GERECHTSHOF ARNHEM-LEEUWARDEN

locatie Arnhem
afdeling civiel recht
zaaknummer gerechtshof 200.299.711
(zaaknummers rechtbank Midden Nederland 500201 en 503816)
beschikking van 9 februari 2023
inzake
[verzoekster],
wonende te [woonplaats1] ,
verzoekster in het principaal hoger beroep,
verweerster in het incidenteel hoger beroep,
verder te noemen: de vrouw,
advocaat: mr. A.C. Otten te Bussum, gemeente Gooise Meren,
en
[verweerder],
wonende te [woonplaats2] ,
verweerder in het principaal hoger beroep,
verzoeker in het incidenteel hoger beroep,
verder te noemen: de man,
advocaat: mr. A. Oosterhuis-Boeve te Arnhem.

1.Het geding in eerste aanleg

Het hof verwijst voor het geding in eerste aanleg naar de beschikking van de rechtbank Midden-Nederland, locatie Utrecht, van 11 juni 2021, uitgesproken onder voormelde zaaknummers.

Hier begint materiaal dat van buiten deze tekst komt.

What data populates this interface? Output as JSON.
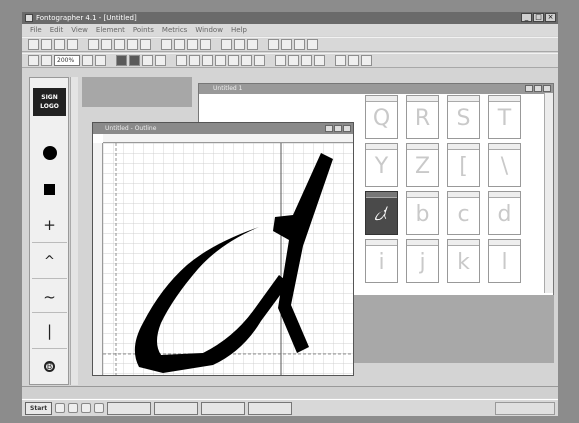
{
  "window": {
    "title": "Fontographer 4.1 - [Untitled]"
  },
  "menu": [
    "File",
    "Edit",
    "View",
    "Element",
    "Points",
    "Metrics",
    "Window",
    "Help"
  ],
  "toolbar": {
    "zoom_value": "200%"
  },
  "palette": {
    "logo_line1": "SIGN",
    "logo_line2": "LOGO",
    "tools": [
      "circle-tool",
      "square-tool",
      "plus-tool",
      "caret-tool",
      "wave-tool",
      "line-tool",
      "corner-tool"
    ]
  },
  "font_window": {
    "title": "Untitled 1",
    "glyphs": [
      "Q",
      "R",
      "S",
      "T",
      "Y",
      "Z",
      "[",
      "\\",
      "",
      "b",
      "c",
      "d",
      "i",
      "j",
      "k",
      "l"
    ],
    "selected_glyph": "a"
  },
  "edit_window": {
    "title": "Untitled - Outline"
  },
  "status": {
    "center": "",
    "right": ""
  },
  "taskbar": {
    "start_label": "Start",
    "items": [
      "",
      "",
      "",
      ""
    ],
    "clock": ""
  },
  "colors": {
    "screen_bg": "#d4d4d4",
    "title_bar": "#6a6a6a",
    "selected_cell": "#4a4a4a"
  }
}
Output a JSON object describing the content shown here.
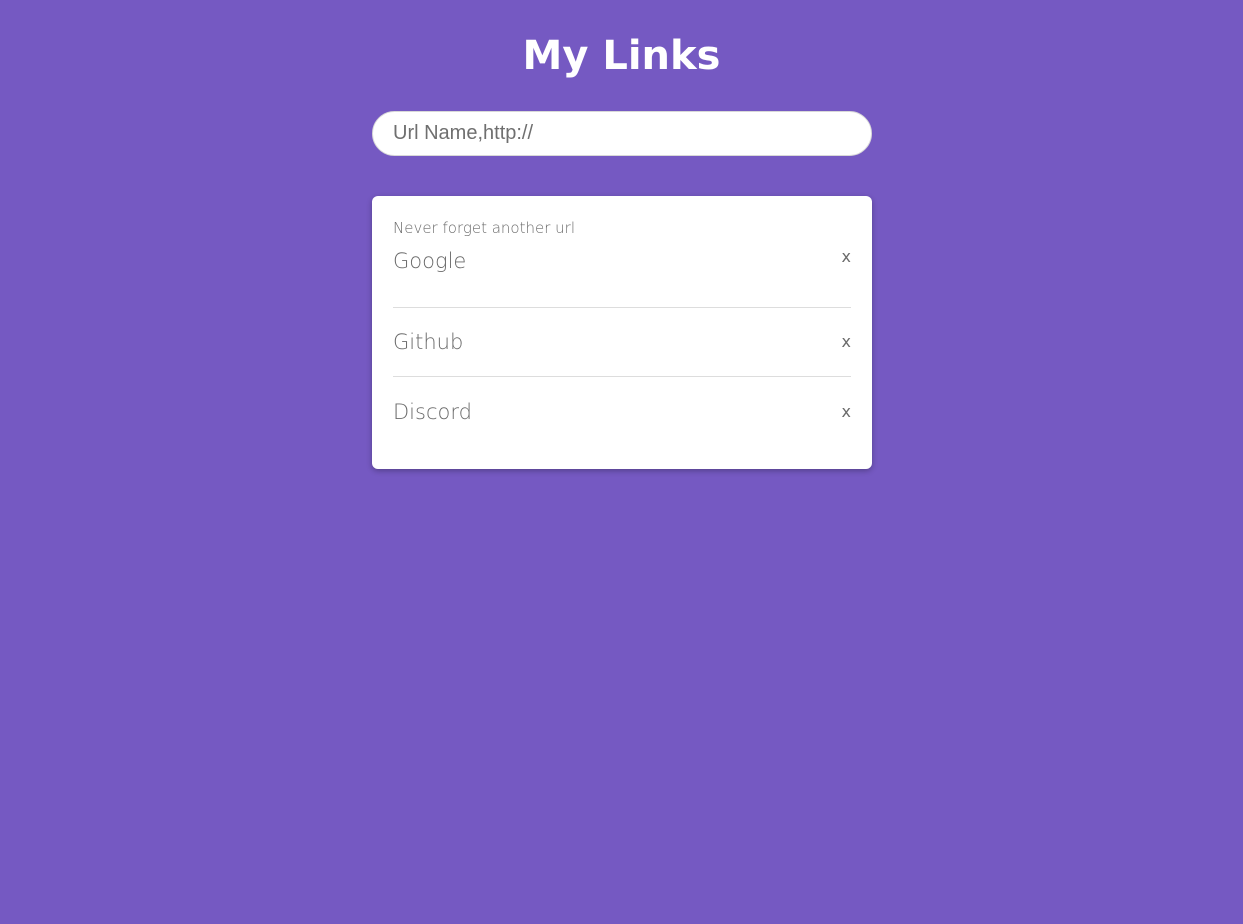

2.Het geding in hoger beroep

2.1
Het verloop van de procedure blijkt uit:
- het beroepschrift, ingekomen op 11 september 2021;
- het verweerschrift tevens incidenteel hoger beroep met producties;
- het verweerschrift in het incidenteel hoger beroep met productie;
- een journaalbericht van mr. Otten van 27 oktober 2022 met producties;
- een journaalbericht van mr. Oosterhuis-Boeve van 31 oktober 2022 met producties.
2.2
De mondelinge behandeling heeft op 10 november 2022 plaatsgevonden. Aanwezig waren partijen in persoon, bijgestaan door hun advocaten. Daarnaast was aan de zijde van de man aanwezig mr. K. Broere, advocaat te Arnhem.

3.De feiten

3.1
Partijen zijn [in] 1998 met elkaar gehuwd in gemeenschap van goederen. De vrouw heeft op 21 maart 2020 een verzoek tot echtscheiding ingediend.
3.2
Het huwelijk van partijen is [in] 2022 ontbonden door inschrijving van de echtscheidingsbeschikking van 11 juni 2021 (de bestreden beschikking) in de registers van de burgerlijke stand.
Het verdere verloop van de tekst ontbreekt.